LGBTQ advocates want apology for years of Montreal police raids
Published Friday, August 11, 2017 1:38PM EDT
Last Updated Friday, August 11, 2017 6:23PM EDT
Years after a series of violent police raids targeted Montreal’s gay bars, a city councillor has put forward a motion asking for an official apology.
Projet Montreal councillor Richard Ryan said Montreal’s history of police harassment towards the LGBTQ community remains a stain on the city that requires an apology.
Throughout the '70s, '80s and '90s, police were frequently aggressive towards gays and lesbians, including the infamous raid on the Sex Garage gay club.
Early in the morning of July 16, 1990, police ordered the evacuation of the club based on the premise it was selling alcohol.
There was no alcohol in the club, but patrons were not allowed to return. Instead several dozen officers insulted the patrons, then began to assault them at random. Several people were beaten and then charged with assaulting police officers.
LGBTQ festival Divers/Cité founder Puelo Deir was at the club that night.
“I felt the oppression when I was in a club when the police came in with their machine guns and billyclubs and I’ll tell you, it was terrifying,” he said. “It ruined lives. People committed suicide over this, people were brought into court and were criminalized. Times have changed and they owe us an apology.”
During a protest the following night, dozens of officers once again assaulted demonstrators and one person was hospitalized.
Projet Montreal leader Valerie Plante said it is time to apologize for the mistakes of the past.
"It's important to acknowledge some of the mistakes made in the past, that there was some systemic harassment being done over sexual orientation," said Plante. "Because it's Pride Week, we think it's important to acknowledge and raise awareness of past fights the community had to do to be recognized and respected."
In Toronto, police chief Mark Saunders apologized in June, 2016 for a 1981 raid on bathhouses that resulted in the arrest of 300 gay men. Employees, owners and patrons all faced a variety of charges, 90 per cent of which were later dropped.

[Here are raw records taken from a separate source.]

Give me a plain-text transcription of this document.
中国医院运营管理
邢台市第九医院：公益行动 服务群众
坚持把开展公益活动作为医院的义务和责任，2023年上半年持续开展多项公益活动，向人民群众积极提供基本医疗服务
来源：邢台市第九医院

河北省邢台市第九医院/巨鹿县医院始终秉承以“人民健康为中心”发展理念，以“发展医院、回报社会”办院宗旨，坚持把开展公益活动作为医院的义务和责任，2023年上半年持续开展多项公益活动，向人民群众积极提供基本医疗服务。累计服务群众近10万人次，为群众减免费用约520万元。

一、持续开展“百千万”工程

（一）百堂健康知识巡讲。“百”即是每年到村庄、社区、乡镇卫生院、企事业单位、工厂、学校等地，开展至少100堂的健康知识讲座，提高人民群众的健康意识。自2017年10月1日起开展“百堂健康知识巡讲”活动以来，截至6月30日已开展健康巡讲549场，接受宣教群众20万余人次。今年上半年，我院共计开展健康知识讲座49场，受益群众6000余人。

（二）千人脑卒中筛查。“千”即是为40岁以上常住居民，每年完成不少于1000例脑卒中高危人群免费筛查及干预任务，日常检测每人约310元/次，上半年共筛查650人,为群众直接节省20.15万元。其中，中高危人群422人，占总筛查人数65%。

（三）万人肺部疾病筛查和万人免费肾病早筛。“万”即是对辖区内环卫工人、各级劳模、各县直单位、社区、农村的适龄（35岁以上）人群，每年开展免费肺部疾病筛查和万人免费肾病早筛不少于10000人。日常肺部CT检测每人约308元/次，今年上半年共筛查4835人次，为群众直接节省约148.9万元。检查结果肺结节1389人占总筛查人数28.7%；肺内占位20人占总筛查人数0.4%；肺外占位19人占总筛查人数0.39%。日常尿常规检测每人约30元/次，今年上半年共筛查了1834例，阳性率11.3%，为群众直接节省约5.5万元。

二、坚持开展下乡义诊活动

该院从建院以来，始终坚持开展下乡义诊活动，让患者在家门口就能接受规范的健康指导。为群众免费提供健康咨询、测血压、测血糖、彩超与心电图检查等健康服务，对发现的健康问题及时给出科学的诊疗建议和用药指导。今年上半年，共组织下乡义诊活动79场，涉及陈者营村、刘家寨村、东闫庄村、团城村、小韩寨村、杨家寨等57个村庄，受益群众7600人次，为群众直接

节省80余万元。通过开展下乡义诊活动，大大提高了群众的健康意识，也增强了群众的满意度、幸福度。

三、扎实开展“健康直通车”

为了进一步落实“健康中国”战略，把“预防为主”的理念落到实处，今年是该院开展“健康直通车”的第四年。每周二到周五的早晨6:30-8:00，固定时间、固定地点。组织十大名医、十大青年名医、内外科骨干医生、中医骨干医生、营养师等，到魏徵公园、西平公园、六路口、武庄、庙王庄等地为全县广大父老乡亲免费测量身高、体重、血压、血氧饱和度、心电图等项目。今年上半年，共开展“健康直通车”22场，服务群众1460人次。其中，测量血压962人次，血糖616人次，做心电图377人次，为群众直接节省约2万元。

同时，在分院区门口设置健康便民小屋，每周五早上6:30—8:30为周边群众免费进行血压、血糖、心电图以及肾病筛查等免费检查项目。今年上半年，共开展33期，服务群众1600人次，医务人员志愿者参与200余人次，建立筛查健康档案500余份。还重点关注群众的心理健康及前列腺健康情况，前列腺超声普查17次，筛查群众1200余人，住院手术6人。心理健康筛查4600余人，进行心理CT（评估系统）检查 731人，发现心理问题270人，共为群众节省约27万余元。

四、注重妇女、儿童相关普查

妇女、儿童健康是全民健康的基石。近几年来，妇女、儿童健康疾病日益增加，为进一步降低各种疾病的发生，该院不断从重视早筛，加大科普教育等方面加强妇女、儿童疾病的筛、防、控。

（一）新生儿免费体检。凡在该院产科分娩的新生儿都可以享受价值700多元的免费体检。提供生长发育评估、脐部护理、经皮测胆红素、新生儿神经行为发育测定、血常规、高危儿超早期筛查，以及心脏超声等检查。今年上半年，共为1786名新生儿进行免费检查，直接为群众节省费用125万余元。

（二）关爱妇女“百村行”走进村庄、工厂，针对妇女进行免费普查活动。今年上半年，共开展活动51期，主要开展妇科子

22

Montreal police officials told CTV they are examining the request.
Mayor Denis Coderre had no comment.
Deir, who is the grand marshal of this year's Pride parade, believes an apology would go a long way.
"The people who suffered during those times, the people who are still alive it will be such a great weight off their shoulders and it will buoy our community," said Deir.
Projet Montreal would also like to see a special site dedicated to those who have fought homophobia and transphobia over several decades.